Summary: Seven Incentives for $$haring
My own experience is that knowledgeable people do like to share their expertise just listen to them in the bar after work. It's just something about their work
environment that discourages this natural inclination. Understanding these barriers
and individual motivations is the first step towards implementing changes in the work
setting. I've offered some suggestions in the 3Cs above. Different approaches will be
appropriate in different situations. But one thing is clear: you can change
organizational culture and individual behaviours such that knowledge sharing, rather
than knowledge hoarding, is the norm. You only have to look at companies like BP
and Siemens to see this in practice.

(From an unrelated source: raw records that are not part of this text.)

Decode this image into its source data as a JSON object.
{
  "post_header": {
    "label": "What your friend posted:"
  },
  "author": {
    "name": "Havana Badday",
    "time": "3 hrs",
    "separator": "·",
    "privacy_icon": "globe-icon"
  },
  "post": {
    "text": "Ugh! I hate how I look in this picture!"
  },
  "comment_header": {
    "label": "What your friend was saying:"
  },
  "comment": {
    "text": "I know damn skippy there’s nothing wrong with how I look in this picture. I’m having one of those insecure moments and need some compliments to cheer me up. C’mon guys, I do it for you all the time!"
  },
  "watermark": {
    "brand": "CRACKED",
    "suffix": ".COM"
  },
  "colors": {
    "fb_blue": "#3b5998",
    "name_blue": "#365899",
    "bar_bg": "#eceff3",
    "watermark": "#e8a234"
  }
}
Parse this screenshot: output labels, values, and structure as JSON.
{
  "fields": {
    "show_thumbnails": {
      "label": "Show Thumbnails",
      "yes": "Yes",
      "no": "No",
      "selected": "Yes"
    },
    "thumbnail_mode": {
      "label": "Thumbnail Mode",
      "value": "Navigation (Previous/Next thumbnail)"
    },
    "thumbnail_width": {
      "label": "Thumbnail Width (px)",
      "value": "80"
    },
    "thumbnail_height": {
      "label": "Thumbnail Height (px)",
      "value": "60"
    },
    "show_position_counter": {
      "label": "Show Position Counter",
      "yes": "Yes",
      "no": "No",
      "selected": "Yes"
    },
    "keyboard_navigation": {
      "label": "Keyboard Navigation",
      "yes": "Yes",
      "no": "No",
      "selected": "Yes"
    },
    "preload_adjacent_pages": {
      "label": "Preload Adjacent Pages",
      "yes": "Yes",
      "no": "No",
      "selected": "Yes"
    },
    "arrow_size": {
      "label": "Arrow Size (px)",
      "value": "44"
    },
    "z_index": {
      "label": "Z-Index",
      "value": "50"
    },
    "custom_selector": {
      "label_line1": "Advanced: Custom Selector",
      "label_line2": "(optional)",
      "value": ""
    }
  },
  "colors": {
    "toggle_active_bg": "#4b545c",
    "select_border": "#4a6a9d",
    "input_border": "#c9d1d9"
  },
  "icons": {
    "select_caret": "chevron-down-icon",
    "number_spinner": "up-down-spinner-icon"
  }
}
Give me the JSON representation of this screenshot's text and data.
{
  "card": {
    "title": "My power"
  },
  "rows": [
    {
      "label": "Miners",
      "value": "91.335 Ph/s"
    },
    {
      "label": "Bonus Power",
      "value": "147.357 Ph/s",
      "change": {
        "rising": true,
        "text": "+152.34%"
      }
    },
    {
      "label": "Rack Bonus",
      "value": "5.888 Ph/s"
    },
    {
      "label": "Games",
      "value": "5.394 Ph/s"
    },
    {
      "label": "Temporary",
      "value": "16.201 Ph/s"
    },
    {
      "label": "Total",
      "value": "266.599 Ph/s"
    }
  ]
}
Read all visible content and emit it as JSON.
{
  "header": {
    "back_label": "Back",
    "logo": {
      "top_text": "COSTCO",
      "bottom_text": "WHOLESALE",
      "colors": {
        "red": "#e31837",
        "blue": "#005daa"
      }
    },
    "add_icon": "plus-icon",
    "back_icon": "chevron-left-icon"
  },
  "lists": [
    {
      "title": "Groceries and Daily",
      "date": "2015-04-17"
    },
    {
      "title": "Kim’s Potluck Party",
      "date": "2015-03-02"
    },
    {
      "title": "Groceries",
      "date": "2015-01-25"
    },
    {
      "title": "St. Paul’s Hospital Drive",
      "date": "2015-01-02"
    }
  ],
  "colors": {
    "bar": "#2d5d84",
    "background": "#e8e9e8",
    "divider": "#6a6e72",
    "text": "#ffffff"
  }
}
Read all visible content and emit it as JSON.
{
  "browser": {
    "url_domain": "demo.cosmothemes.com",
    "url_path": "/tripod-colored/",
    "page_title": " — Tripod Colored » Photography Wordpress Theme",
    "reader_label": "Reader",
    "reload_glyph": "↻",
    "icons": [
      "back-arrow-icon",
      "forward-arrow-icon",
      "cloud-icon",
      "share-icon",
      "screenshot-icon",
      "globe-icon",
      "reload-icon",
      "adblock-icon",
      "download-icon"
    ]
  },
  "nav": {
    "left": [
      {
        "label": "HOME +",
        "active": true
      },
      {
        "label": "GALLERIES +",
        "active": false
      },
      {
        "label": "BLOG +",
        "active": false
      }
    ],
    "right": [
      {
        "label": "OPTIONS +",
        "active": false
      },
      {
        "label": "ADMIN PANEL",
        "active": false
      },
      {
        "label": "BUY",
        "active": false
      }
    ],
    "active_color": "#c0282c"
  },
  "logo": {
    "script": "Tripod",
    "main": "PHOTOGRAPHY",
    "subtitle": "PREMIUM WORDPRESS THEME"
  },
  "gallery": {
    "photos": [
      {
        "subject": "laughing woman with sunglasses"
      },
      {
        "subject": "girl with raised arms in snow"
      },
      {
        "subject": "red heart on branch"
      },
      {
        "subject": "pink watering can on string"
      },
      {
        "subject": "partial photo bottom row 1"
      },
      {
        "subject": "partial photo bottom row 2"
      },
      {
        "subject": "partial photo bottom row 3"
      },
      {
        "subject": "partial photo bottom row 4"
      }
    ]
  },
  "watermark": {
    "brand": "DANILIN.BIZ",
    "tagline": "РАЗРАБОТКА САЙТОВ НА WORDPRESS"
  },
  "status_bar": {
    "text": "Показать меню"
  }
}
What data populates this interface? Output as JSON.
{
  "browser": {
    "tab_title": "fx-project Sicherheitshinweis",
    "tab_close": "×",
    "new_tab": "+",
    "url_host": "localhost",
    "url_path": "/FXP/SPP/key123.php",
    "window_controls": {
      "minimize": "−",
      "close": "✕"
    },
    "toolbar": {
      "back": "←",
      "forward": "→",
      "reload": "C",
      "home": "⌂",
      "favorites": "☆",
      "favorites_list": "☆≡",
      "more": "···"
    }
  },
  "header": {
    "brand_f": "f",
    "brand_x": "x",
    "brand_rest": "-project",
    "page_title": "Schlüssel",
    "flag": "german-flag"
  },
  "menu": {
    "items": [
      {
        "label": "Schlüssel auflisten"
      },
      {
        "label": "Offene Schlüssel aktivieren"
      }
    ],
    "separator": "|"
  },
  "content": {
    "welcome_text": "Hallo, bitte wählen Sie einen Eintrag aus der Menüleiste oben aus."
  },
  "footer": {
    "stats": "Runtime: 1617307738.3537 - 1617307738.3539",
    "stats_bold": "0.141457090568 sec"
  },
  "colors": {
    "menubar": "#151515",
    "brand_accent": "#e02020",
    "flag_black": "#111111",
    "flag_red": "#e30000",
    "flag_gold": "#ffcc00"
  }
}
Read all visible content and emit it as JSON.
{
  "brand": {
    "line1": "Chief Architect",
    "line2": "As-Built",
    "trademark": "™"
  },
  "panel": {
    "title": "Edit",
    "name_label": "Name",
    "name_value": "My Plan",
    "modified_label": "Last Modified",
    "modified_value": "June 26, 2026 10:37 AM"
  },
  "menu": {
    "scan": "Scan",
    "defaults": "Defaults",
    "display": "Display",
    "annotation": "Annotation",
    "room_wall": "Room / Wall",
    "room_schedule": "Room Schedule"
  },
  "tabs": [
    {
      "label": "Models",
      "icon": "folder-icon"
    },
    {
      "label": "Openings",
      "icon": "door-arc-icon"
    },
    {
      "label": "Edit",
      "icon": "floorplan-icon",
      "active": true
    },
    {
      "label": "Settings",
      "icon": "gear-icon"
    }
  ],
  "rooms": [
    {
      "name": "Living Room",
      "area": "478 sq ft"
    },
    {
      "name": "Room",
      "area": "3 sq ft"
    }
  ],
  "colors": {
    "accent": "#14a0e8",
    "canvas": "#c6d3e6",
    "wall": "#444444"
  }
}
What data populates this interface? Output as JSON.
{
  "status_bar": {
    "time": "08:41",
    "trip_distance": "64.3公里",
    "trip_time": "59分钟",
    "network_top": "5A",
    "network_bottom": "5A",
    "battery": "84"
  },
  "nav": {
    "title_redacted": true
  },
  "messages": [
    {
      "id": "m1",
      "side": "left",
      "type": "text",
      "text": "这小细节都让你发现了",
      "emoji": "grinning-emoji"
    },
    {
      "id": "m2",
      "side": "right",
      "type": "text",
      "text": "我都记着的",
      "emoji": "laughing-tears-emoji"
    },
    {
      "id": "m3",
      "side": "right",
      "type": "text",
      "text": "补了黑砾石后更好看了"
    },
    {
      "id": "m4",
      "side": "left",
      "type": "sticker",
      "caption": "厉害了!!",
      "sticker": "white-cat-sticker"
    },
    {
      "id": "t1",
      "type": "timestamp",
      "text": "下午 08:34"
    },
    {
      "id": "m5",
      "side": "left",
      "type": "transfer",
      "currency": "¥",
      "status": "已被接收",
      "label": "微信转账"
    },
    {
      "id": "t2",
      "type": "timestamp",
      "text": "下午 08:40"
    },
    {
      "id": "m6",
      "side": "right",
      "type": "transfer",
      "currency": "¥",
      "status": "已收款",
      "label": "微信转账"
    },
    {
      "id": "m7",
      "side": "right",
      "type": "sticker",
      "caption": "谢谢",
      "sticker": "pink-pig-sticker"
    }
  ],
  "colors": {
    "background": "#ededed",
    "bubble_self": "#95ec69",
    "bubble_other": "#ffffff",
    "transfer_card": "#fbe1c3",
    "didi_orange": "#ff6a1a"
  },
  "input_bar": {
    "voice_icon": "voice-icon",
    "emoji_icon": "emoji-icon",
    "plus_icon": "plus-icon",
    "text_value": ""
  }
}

One article which also illustrates some successful
examples was written by Larry Stevens, in the now defunct (at least in its hard-copy
form) of Knowledge Management Magazine (the one published by CurtCo Freedom
Press) in October 2000. He cited seven incentives for sharing with examples:
Hire people who will share - at Collective Technologies of Texas, the process
starts with recruiting people through an intensive few days of interactive
interviews;
Develop trust - Buckman Laboratories nurtures trust through its ten point
code of ethics in which employees are steeped;
Vary motivations - CAP-Gemini Ernst & Young applies incentives at three
levels: a solid business case for senior executives, relevant benefits for
departments, and incentivizing positive behaviours with employees;
Show public recognition - Harris has its "wall of fame" a gallery of pictures of
employees who have excelled at knowledge sharing;
Reorganize for sharing - Northrop Grumman uses integrated product teams,
backed up by appropriate mentoring programmes;
Create communities - The World Bank uses electronic bulletin boards focussed
around relevant topics, but which cut across organizational boundaries;
Develop leaders - Capital One formed a group from natural knowledge
champions to promote knowledge sharing and develop training.